I try to keep up with the literature in both rhetoric/composition and applied linguistics/TESOL, both of which are highly interdisciplinary, drawing on various areas of humanities and social sciences. I often find myself having to go into many other fields to fully understand my own fields. And I happen to believe that borrowing ideas from other disciplines requires a deep understanding of the intellectual and historical contexts in which those ideas were developed--so I know what the idea can and cannot do as well as what my borrowing might do to my field and the field it came from.
Naturally, my reading list continues to snowball.

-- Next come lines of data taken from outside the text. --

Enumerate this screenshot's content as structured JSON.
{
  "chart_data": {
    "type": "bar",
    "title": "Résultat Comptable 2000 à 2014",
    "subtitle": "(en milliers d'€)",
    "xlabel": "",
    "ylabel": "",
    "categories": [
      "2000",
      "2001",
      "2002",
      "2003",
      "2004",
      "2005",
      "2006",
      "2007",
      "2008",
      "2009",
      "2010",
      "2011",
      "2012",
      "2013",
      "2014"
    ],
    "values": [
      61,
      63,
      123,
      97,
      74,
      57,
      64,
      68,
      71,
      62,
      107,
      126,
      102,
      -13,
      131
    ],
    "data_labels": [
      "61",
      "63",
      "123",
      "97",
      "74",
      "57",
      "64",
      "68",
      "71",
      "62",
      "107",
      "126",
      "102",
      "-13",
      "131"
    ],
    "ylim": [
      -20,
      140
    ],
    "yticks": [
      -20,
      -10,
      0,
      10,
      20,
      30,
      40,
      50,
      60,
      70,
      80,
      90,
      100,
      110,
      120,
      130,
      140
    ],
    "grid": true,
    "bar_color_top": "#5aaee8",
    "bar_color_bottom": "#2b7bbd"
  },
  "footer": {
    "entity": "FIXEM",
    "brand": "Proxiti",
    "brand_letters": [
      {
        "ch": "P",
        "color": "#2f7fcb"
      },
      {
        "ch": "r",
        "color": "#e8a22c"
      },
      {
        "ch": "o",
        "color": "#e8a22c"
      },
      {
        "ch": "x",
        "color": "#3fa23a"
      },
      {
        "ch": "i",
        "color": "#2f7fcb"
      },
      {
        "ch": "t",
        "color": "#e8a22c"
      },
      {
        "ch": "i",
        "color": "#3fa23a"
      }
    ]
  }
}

It's certainly impossible to have read everything in all of these (and many more) areas of knowledge. So, my advice, "read everything," is not an imperative to have read everything--a state no one will ever achieve. Rather, it's a call to begin and continue reading deeply and widely.
Labels: grad school, reading, unsolicited advice
2 Comments:
Oh, no clarification needed. I certainly get your point. I just have a lot of personal writing anxiety at the moment and no idea where to begin. There are times when I'm more aware of what I have not done/read than what I have. I'm sure I'm going to be circling around these points on the blog for a while.
Thanks. It was actually for the benefit of others--e.g., UNH doctoral students--not necessarily a direct response addressed to you. Your comment provided me with a rhetorical context--at least in my mind.
BTW, I admire your courage to branch out to so many different areas of inquiry.